Bitcoin keeps trading lower and lower amidst an overall bearish market, a trend that began in December 2021. The trading volume of BTC in Q1 2022 reportedly sat at approximately $2.4 trillion.
The trading volume of Bitcoin is reportedly about 40% of the approximately $6 trillion it recorded between January and March 2021. The largest cryptocurrency based on market cap keeps recapitulating against the bearish trajectory it began taking in December.
Bearish Trajectory Mirrors General Crypto Industry Trend
Analysts attribute the bearish trajectory in the general crypto industry that caused a consistent fall in trading volumes to falling investor interests in BTC. The trading volume of BTC in January 2022 was approximately $900 million, at about a 40% year-over-year fall from 2021’s roughly $2 trillion.
Trading volumes in February 2022 fell to approximately $670 billion, at a nearly 70% year-over-year fall from 2021’s roughly $2.2 trillion. The trading volume of BTC tipped a bit higher in the third month, at approximately $800 billion, at about 50% of March 2021’s record of $1.61 trillion.
Analysts mention the Russian invasion of Ukraine as a significant contributor to the trend. Moreover, the stats also depict that the falling trading figures have contributed to BTC’s price.
Between the beginning and end of Q1 2022, Bitcoin’s price fell by 1%. Meanwhile, the coin saw a 103% increase in price between the start and end of Q1 2021.
Binance Plans to Register for a License in Thailand
Binance, a cryptocurrency exchange, plans to apply to serve as a cryptocurrency exchange in Thailand.
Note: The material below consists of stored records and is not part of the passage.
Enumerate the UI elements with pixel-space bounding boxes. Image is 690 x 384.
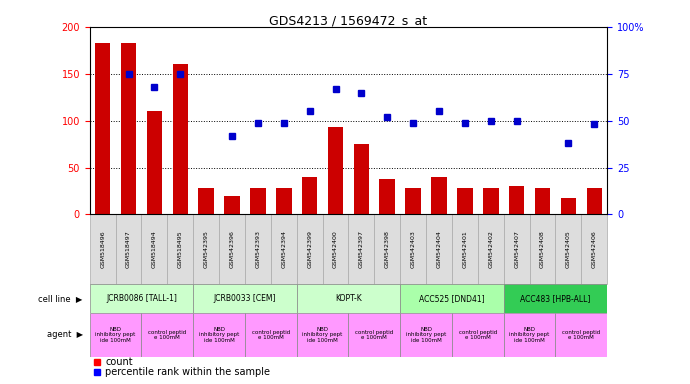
FancyBboxPatch shape: [400, 214, 426, 283]
FancyBboxPatch shape: [426, 214, 452, 283]
FancyBboxPatch shape: [270, 214, 297, 283]
FancyBboxPatch shape: [245, 313, 297, 357]
Text: GSM542393: GSM542393: [255, 230, 260, 268]
Text: GSM542406: GSM542406: [592, 230, 597, 268]
Bar: [380, 179, 395, 214]
Text: GSM542397: GSM542397: [359, 230, 364, 268]
FancyBboxPatch shape: [581, 214, 607, 283]
FancyBboxPatch shape: [477, 214, 504, 283]
FancyBboxPatch shape: [400, 283, 504, 313]
Bar: [431, 177, 446, 214]
FancyBboxPatch shape: [504, 313, 555, 357]
FancyBboxPatch shape: [297, 283, 400, 313]
FancyBboxPatch shape: [555, 214, 581, 283]
Bar: [199, 188, 214, 214]
Text: GSM518495: GSM518495: [178, 230, 183, 268]
Text: NBD
inhibitory pept
ide 100mM: NBD inhibitory pept ide 100mM: [509, 327, 550, 343]
Text: KOPT-K: KOPT-K: [335, 294, 362, 303]
FancyBboxPatch shape: [116, 214, 141, 283]
Text: GSM542408: GSM542408: [540, 230, 545, 268]
Text: JCRB0086 [TALL-1]: JCRB0086 [TALL-1]: [106, 294, 177, 303]
Bar: [483, 188, 498, 214]
Text: GSM518496: GSM518496: [100, 230, 105, 268]
FancyBboxPatch shape: [193, 283, 297, 313]
Text: GSM518494: GSM518494: [152, 230, 157, 268]
FancyBboxPatch shape: [90, 283, 193, 313]
Text: NBD
inhibitory pept
ide 100mM: NBD inhibitory pept ide 100mM: [406, 327, 446, 343]
Text: NBD
inhibitory pept
ide 100mM: NBD inhibitory pept ide 100mM: [302, 327, 343, 343]
FancyBboxPatch shape: [141, 214, 167, 283]
FancyBboxPatch shape: [167, 214, 193, 283]
Text: NBD
inhibitory pept
ide 100mM: NBD inhibitory pept ide 100mM: [95, 327, 136, 343]
Bar: [276, 188, 291, 214]
Text: GSM542405: GSM542405: [566, 230, 571, 268]
Bar: [560, 197, 576, 214]
FancyBboxPatch shape: [452, 313, 504, 357]
Text: GSM542401: GSM542401: [462, 230, 467, 268]
Text: ACC483 [HPB-ALL]: ACC483 [HPB-ALL]: [520, 294, 591, 303]
FancyBboxPatch shape: [504, 283, 607, 313]
Title: GDS4213 / 1569472_s_at: GDS4213 / 1569472_s_at: [269, 14, 428, 27]
Bar: [586, 188, 602, 214]
Bar: [405, 188, 421, 214]
Bar: [172, 65, 188, 214]
FancyBboxPatch shape: [219, 214, 245, 283]
Text: GSM542400: GSM542400: [333, 230, 338, 268]
Text: control peptid
e 100mM: control peptid e 100mM: [148, 329, 186, 340]
Bar: [250, 188, 266, 214]
Bar: [457, 188, 473, 214]
FancyBboxPatch shape: [504, 214, 530, 283]
FancyBboxPatch shape: [193, 214, 219, 283]
Text: control peptid
e 100mM: control peptid e 100mM: [562, 329, 600, 340]
FancyBboxPatch shape: [193, 313, 245, 357]
FancyBboxPatch shape: [90, 214, 116, 283]
Text: control peptid
e 100mM: control peptid e 100mM: [355, 329, 393, 340]
FancyBboxPatch shape: [297, 313, 348, 357]
Text: GSM518497: GSM518497: [126, 230, 131, 268]
FancyBboxPatch shape: [452, 214, 477, 283]
FancyBboxPatch shape: [141, 313, 193, 357]
Text: control peptid
e 100mM: control peptid e 100mM: [252, 329, 290, 340]
Bar: [224, 196, 240, 214]
FancyBboxPatch shape: [555, 313, 607, 357]
Text: percentile rank within the sample: percentile rank within the sample: [105, 367, 270, 377]
FancyBboxPatch shape: [530, 214, 555, 283]
Bar: [535, 188, 551, 214]
FancyBboxPatch shape: [245, 214, 270, 283]
FancyBboxPatch shape: [322, 214, 348, 283]
FancyBboxPatch shape: [348, 313, 400, 357]
Text: GSM542395: GSM542395: [204, 230, 208, 268]
Bar: [353, 144, 369, 214]
Text: cell line  ▶: cell line ▶: [39, 294, 83, 303]
Text: GSM542399: GSM542399: [307, 230, 312, 268]
Text: GSM542396: GSM542396: [230, 230, 235, 268]
Text: JCRB0033 [CEM]: JCRB0033 [CEM]: [214, 294, 276, 303]
Bar: [509, 186, 524, 214]
Bar: [302, 177, 317, 214]
Text: GSM542403: GSM542403: [411, 230, 415, 268]
Text: GSM542398: GSM542398: [385, 230, 390, 268]
FancyBboxPatch shape: [297, 214, 322, 283]
Bar: [146, 111, 162, 214]
Text: agent  ▶: agent ▶: [47, 330, 83, 339]
FancyBboxPatch shape: [374, 214, 400, 283]
Bar: [95, 43, 110, 214]
FancyBboxPatch shape: [400, 313, 452, 357]
Text: ACC525 [DND41]: ACC525 [DND41]: [419, 294, 485, 303]
FancyBboxPatch shape: [348, 214, 374, 283]
Text: count: count: [105, 356, 133, 366]
Text: GSM542402: GSM542402: [489, 230, 493, 268]
Text: GSM542407: GSM542407: [514, 230, 519, 268]
Text: GSM542394: GSM542394: [282, 230, 286, 268]
Text: GSM542404: GSM542404: [437, 230, 442, 268]
Text: control peptid
e 100mM: control peptid e 100mM: [459, 329, 497, 340]
Text: NBD
inhibitory pept
ide 100mM: NBD inhibitory pept ide 100mM: [199, 327, 239, 343]
Bar: [121, 43, 137, 214]
Bar: [328, 127, 344, 214]
FancyBboxPatch shape: [90, 313, 141, 357]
Reports also say that the business struck an alliance with Gulf Energy Development towards meeting the increased demand for virtual assets in the Asian country.
Additionally, Gulf Energy Development will also reportedly invest in BNB, Binance’s coin, in line with the company’s vision for digital assets and blockchain-related technologies.
Earlier in March, the company announced that it intends to set up another subdivision, called Gulf International Investment Limited. The subsidiary would reportedly oversee investments in foreign digital firms.
Cryptocurrency Taxes in Thailand
Thailand’s government had earlier planned to levy a tax of 15% on profits from cryptocurrency transactions. However, it backed down on its tax plans after receiving widespread criticisms from the public. The country revised a new regulation that exempted traders from paying the value-added tax of 7% for trading in government-approved exchanges.
The latest tax laws on virtual assets would also permit account holders to deduct their yearly losses from profits from their cryptocurrency investments. These provisions serve as a significant respite for traders in the country as most national authorities only tax crypto profits without recourse to investor losses.
The Southeast Asian nation has risen to become one of the top destinations for cryptocurrency. Thailand has seen an increase in its number of cryptocurrency accounts since 2021. The number of cryptocurrency wallets in 2021 was about 170,000. Today, the number stands at more than two million wallets, attesting to the increasing interests of the citizens in virtual assets.